We unloaded all my junk and she left to go back to her parents' home (where she normally lives). I re-introduced myself to my cats, who I swear were looking at me with looks that clearly said, "But you died; what are you doing here?!" But within an hour they were all cozy with me again and obviously happy (purring) to have me back.
The next day I took my rental car back to Macon (no rental car companies in our little town) and realized I had locked myself out of the house. I had my house key set in my hand as I was leaving, and I remember thinking, "I don't need these, I'm not driving my car, I'm driving the rental car," and putting them back down. I had really gotten out of my habits and did not remember the whole you-need-a-key-to-get-into-the-house routine (I had not needed a key for months). So after my friend Giles drove me back to Milledgeville, I was locked out of my house and decided to go to the office. I used the secretary's key to let myself in my office (the key was on the same ring as my house key) and called Jennifer, who dropped off her key for me.
Meanwhile, while I was in my office, I started going through all my mail from the semester. One of the first letters I opened was from the board of regents for the Georgia system telling me I had been granted tenure and promotion. Hurray!!! And there was another little card inviting me to a reception in about an hour for all of us who had received tenure and promotion in this college. It was a happy set of circumstance all in all. In the next several days I found myself really warmly welcomed back by all my friends here, and actually have had very little down time.
I had imagined that since I'd have no jet lag, that I wouldn't really be that tired when I returned. But I was wrong – I was completely exhausted for at least 10 days.
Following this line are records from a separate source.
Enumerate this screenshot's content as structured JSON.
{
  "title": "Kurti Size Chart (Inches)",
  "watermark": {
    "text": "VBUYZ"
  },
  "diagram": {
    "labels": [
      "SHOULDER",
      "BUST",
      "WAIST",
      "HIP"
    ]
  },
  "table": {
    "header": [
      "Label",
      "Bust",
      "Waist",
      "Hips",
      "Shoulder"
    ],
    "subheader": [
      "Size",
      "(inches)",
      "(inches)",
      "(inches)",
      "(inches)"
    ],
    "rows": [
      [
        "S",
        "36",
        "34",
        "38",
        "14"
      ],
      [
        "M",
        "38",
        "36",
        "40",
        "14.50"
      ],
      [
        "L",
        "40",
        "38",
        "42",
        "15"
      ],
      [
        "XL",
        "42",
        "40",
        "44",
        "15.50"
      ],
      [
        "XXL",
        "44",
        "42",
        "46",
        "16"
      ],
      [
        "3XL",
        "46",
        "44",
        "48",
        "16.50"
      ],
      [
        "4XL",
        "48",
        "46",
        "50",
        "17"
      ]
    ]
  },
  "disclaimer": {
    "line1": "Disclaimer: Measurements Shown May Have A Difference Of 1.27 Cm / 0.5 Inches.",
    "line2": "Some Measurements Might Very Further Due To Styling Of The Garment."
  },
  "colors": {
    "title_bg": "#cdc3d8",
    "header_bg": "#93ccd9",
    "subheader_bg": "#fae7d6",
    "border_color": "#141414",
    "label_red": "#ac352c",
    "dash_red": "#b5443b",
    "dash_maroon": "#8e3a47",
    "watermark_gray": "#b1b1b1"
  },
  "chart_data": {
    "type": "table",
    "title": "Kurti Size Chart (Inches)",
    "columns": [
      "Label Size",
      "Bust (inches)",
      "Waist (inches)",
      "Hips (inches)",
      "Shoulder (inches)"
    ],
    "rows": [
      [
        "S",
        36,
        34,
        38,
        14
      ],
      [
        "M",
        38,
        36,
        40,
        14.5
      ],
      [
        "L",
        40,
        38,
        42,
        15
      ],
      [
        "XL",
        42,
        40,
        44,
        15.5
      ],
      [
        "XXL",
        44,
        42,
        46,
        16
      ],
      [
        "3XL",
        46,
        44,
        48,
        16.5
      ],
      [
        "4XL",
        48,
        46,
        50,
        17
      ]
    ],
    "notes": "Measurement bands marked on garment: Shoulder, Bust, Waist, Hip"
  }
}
I could barely drag myself out of bed most mornings, and was bone-weary tired much of the time that I was awake. I got right back into most routines, including my yoga class. Then I started teaching May 10. It's been non-stop busy since then – without the luxury of sleeping much. I still have to give the exam for this class I’ve been teaching on Tuesday, then I start teaching again for Summer I on Thursday.
One other really happy piece of news I got upon my return is that I received a Fulbright Grant to teach in Croatia next Spring. So there have been all kinds of nice homecoming surprises – kind of takes the edge off of ending one adventure to know there's another looming in the not-too-far-distant future.
Well, that's my news since the ship. I hope you're all well. Thanks for taking this journey with me virtually, and thanks for all your words of support and friendship along the way.
Let me know how things are with you these days.